In "Star Wars Trumpet."

When I was just a small child, I saw that episode of "Leave It to Beaver" where Beaver and Whitey spend the night trapped inside a giant steaming coffee cup on a fancy billboard. Perhaps because I empathized with the Beav, instead of laughing along with my sisters I felt this intense feeling of horror and shame. The strong emotion must've somehow imprinted itself on my brain, because to this day there are things other people find funny that just make me want to curl into a fetal position and rock back and forth for hours. I made it about 35 seconds into this clip before I had to turn it off. (It probably doesn't help matters any that I'm a trumpeter.)

In "Lights Out"

Before there was Lights Out, there was The Witch's Tale. Arguably the first horror anthology outside print, it introduced the first horror host (Old Nancy, the Witch of Salem, and her black cat Satan) in any medium. (God, I love Old Nancy. "A hundred and eight year old I be. A hundred and eight year old. Satan, tell those people to douse their lights. Douse 'em out good. Now look deep into the embers. Deep into the embers. Yer standin' in a house in New Orleans, late in the last century....") The Witch's Tale was early enough that it didn't really make use of the unique possibilities of radio, but it's a great historical document of pre-radio, pre-soundie stage acting, as well as some very cool old horror stories. The Creaking Door "borrowed"* a lot of scripts and concepts from the long-running Inner Sanctum Mysteries. Inner Sanctum Mysteries was more of a mainstream, prime-time horror anthology, unlike Quiet Please and other Lights Out spinoffs and ripoffs that aired at odd hours and often without sponsors. On the other hand, Inner Sanctum's host, Raymond, was one of the best pre-TV horror hosts, and a big influence on late-night movie hosts, such as Zacherle. The great Wyllis Cooper started out as a writer on Lights Out, but quit around the time Arch Oboler's ego threatened to eat Chicago (mp3). He was the genius behind Quiet, Please. He wrote "The Thing on the Fourble Board," which is widely considered the finest radio drama of all time. Many, including myself, consider it the greatest work of horror/science fiction/fantasy ever produced outside of print media. * For all you copyfighters out there: classic American Old Time Radio operated without any basic copyright protection from its inception until 1976, when it had already been effectively dead for 15 or 20 years. There's a great academic/legal paper on how radio dramas produced thousands of hours of original entertainment without copyright protection, for someone who has the stuff to write it.

In "New Yorker Monkeys Caption Contest"

"Change 'war-torn jungle' to 'suburban Connecticut' and 'lion-eating Bili ape' to 'sexually insecure executive,' and I think I can sell it to the New Yorker."

In "Daniel Greenberg taught a group of students of different ages six years' worth of arithmetic in 20 one-hour sessions."

So, for those of you who learned math easily without the rote stuff, how did you get there? I found that having a grasp of what's actually going on with numbers means that you don't have to spend nearly as much time memorizing stuff, because you can just see it. I did well in math(s) until I hit trigonometry. And then my Dad, bless his heart, told me, "Here's all you need to know about trig: Oscar and Oliver have had algebra." Which is great mnemonic for remember the derivation of sine, cosine, and tangent.

S C T
O A O
- - -
H H A
That said, I'm not really a math guy, so I left off there. Although, I've found that, as a trumpeter, a basic understanding of wave functions is a big help when dealing with practical acoustics. For the last 12 years or so, my day job has been documenting high-end engineering software, and it's nice to be able to grasp some trickier mathemetical concepts without necessarily being able to solve them. For that matter, set theory and logic are great skills to have when deciding how to describe complex technical subjects. Like I say, the "new math" wasn't abandoned because it didn't work; it was abandoned because it was insufficiently tedious and awful.

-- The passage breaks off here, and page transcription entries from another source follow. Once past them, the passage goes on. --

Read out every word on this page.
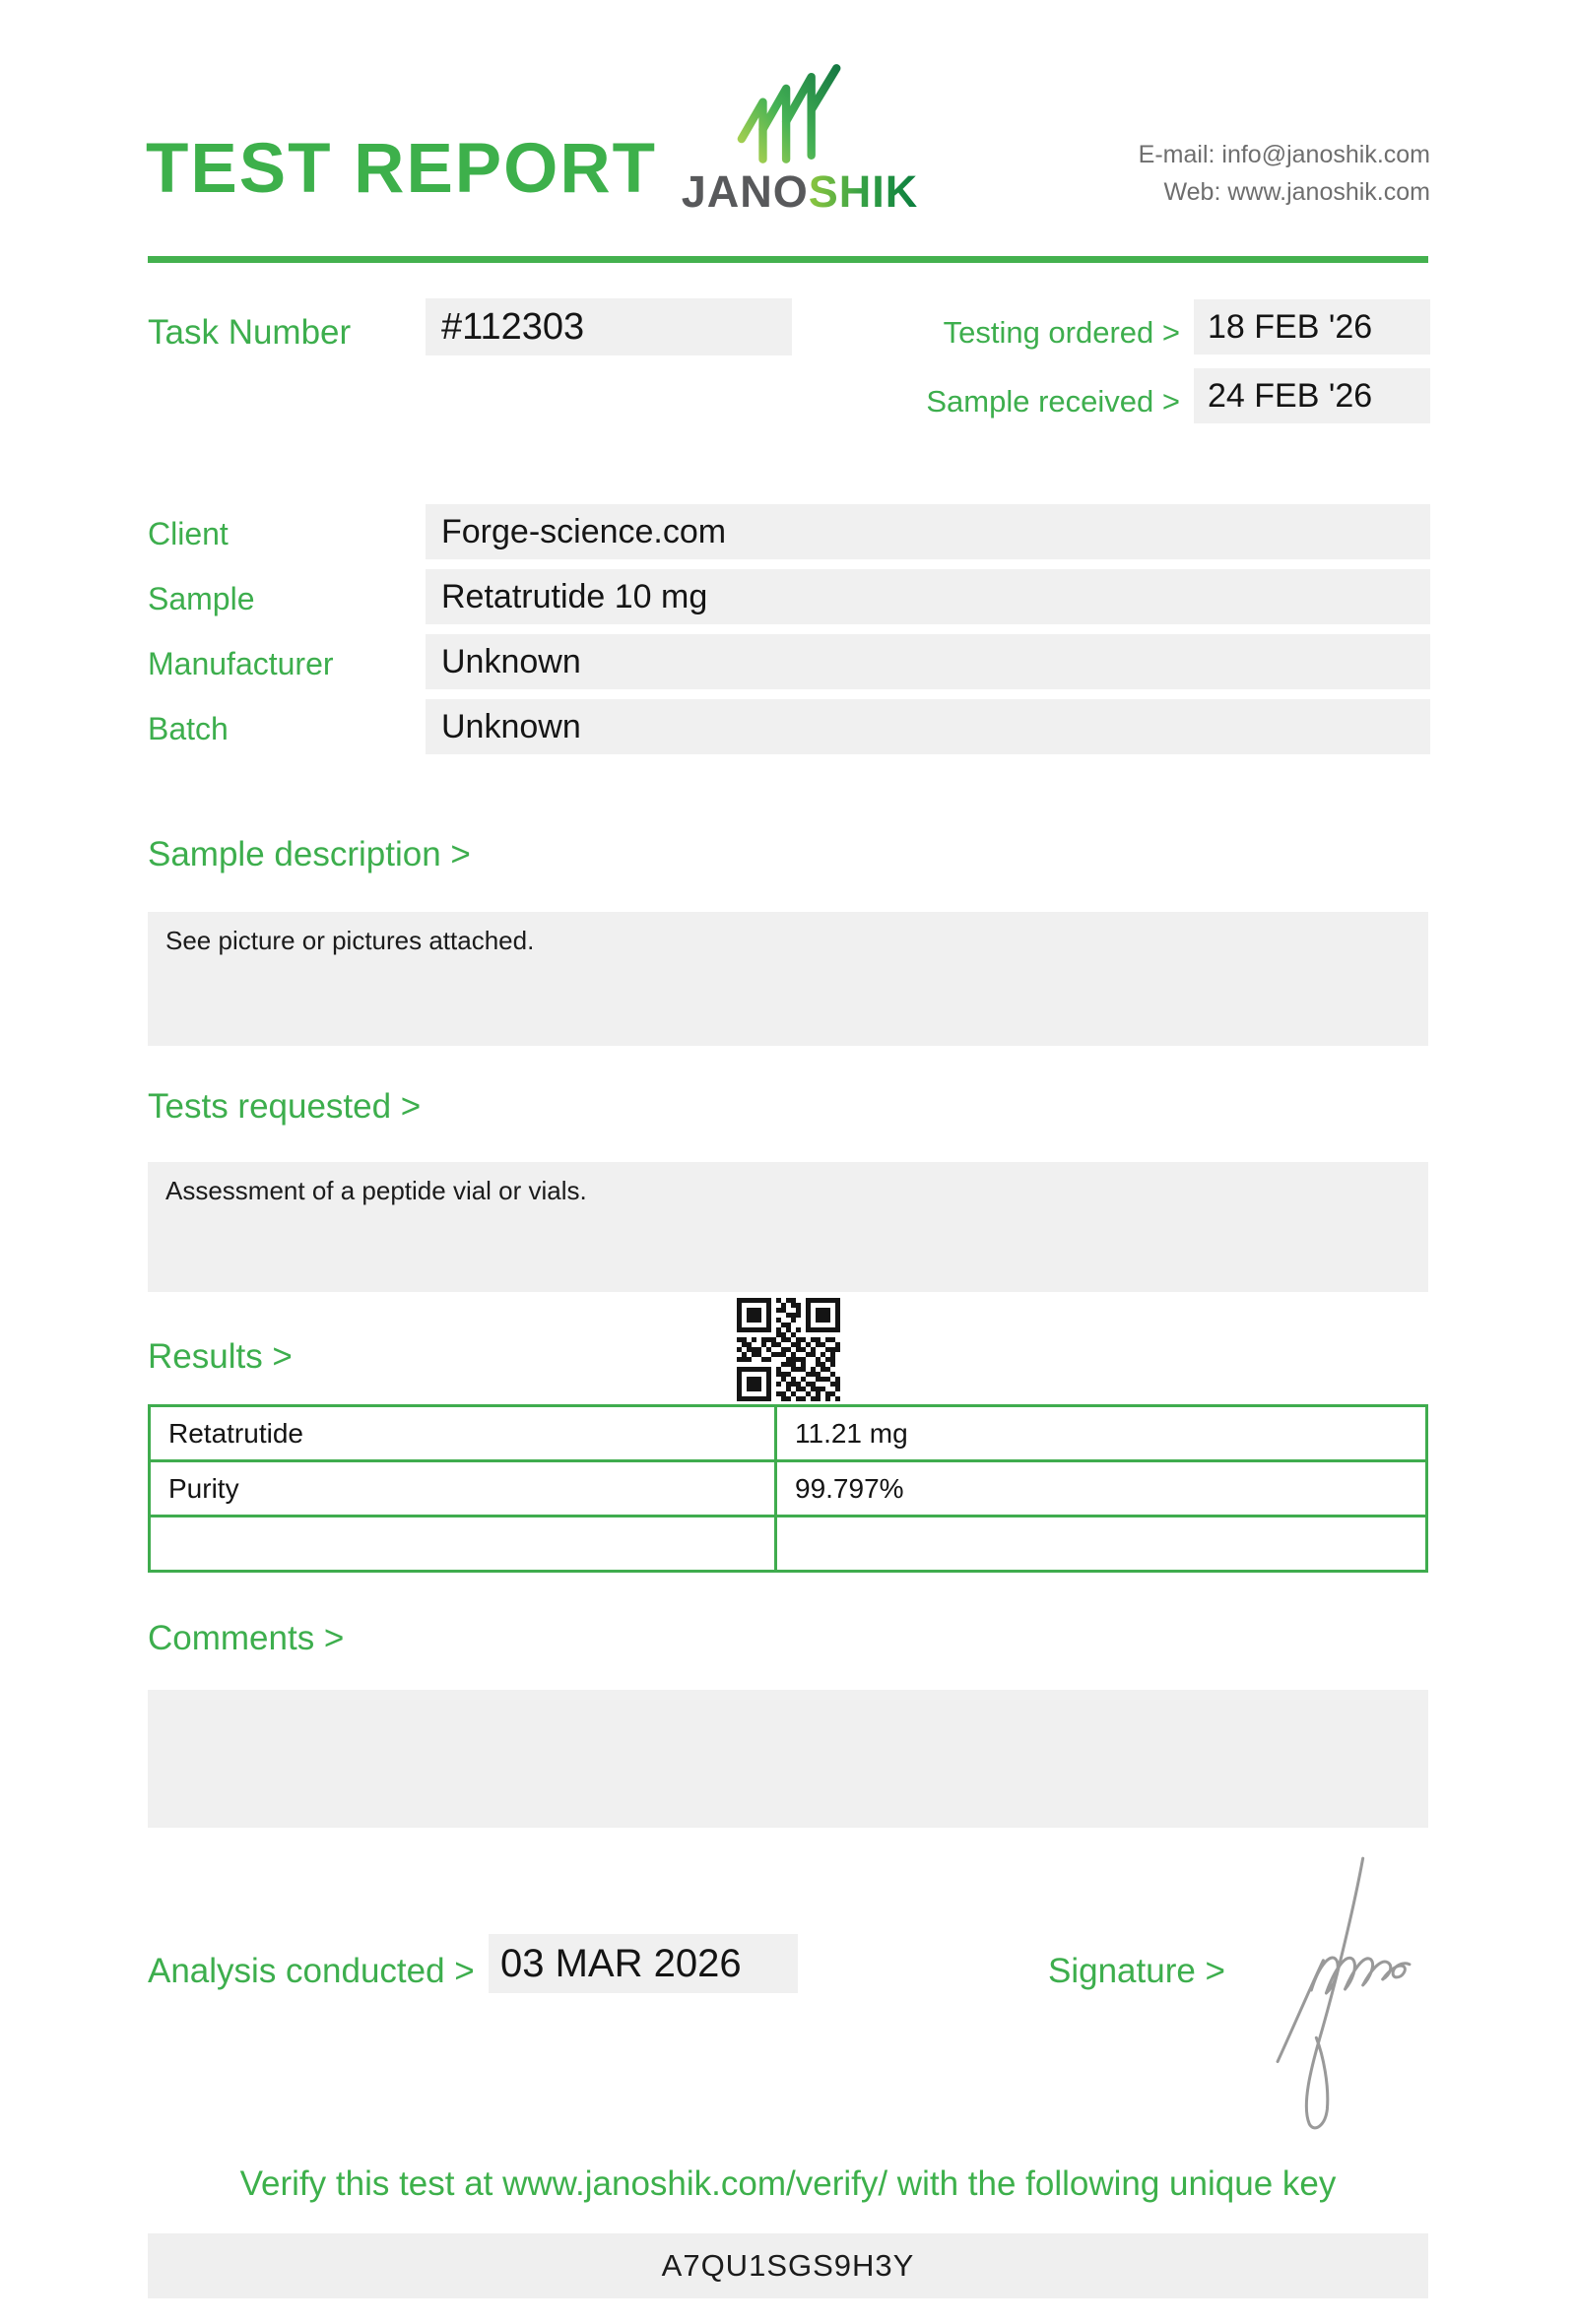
TEST REPORT JANOSHIK
E-mail: info@janoshik.com
Web: www.janoshik.com
Task Number	#112303	Testing ordered > 18 FEB '26
Sample received > 24 FEB '26
Client	Forge-science.com
Sample	Retatrutide 10 mg
Manufacturer	Unknown
Batch	Unknown
Sample description >
See picture or pictures attached.
Tests requested >
Assessment of a peptide vial or vials.
Results >
Retatrutide	11.21 mg
Purity	99.797%

Comments >
Analysis conducted > 03 MAR 2026	Signature >
Verify this test at www.janoshik.com/verify/ with the following unique key
A7QU1SGS9H3Y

I started school at the tail end of the New Math phenomenon. By the start of fourth grade, I had a reasonable grasp of number theory, set theory, boolean operations, base-8 (octal) and base-12 arithmetic, etc. Then my family moved to another part of the country where they were memorizing multiplication tables. I was considered "backward" and uneducated by my teachers. Luckily, I was able to see the patterns and understand the structure of the multiplication table, so I caught up in a couple of weeks, and then went on to outperform my classmates for most of my school career. I was also the only kid in my school who enjoyed "story problems." But I hated drills and busywork, and my success rate at solving quadratic equations never got much above 70 percent. I maintain that the New Math wasn't dropped because it didn't work; it was dropped because reactionaries didn't like the idea of kids not doing mindless drills.

In "Prehistoric music"

Great post. Back in 1984, I heard a concert performed on lurs, (pic and sound files) which are Viking bronze horns, about twice as big as the largest Irish horns in the fpp, and held on your shoulder like a berserker sousaphone. What surprised me about the Irish instruments was the number of side-blown horns, which are usually associated with Africa. [Long-time lurker, first-time poster. Hi, everybody!]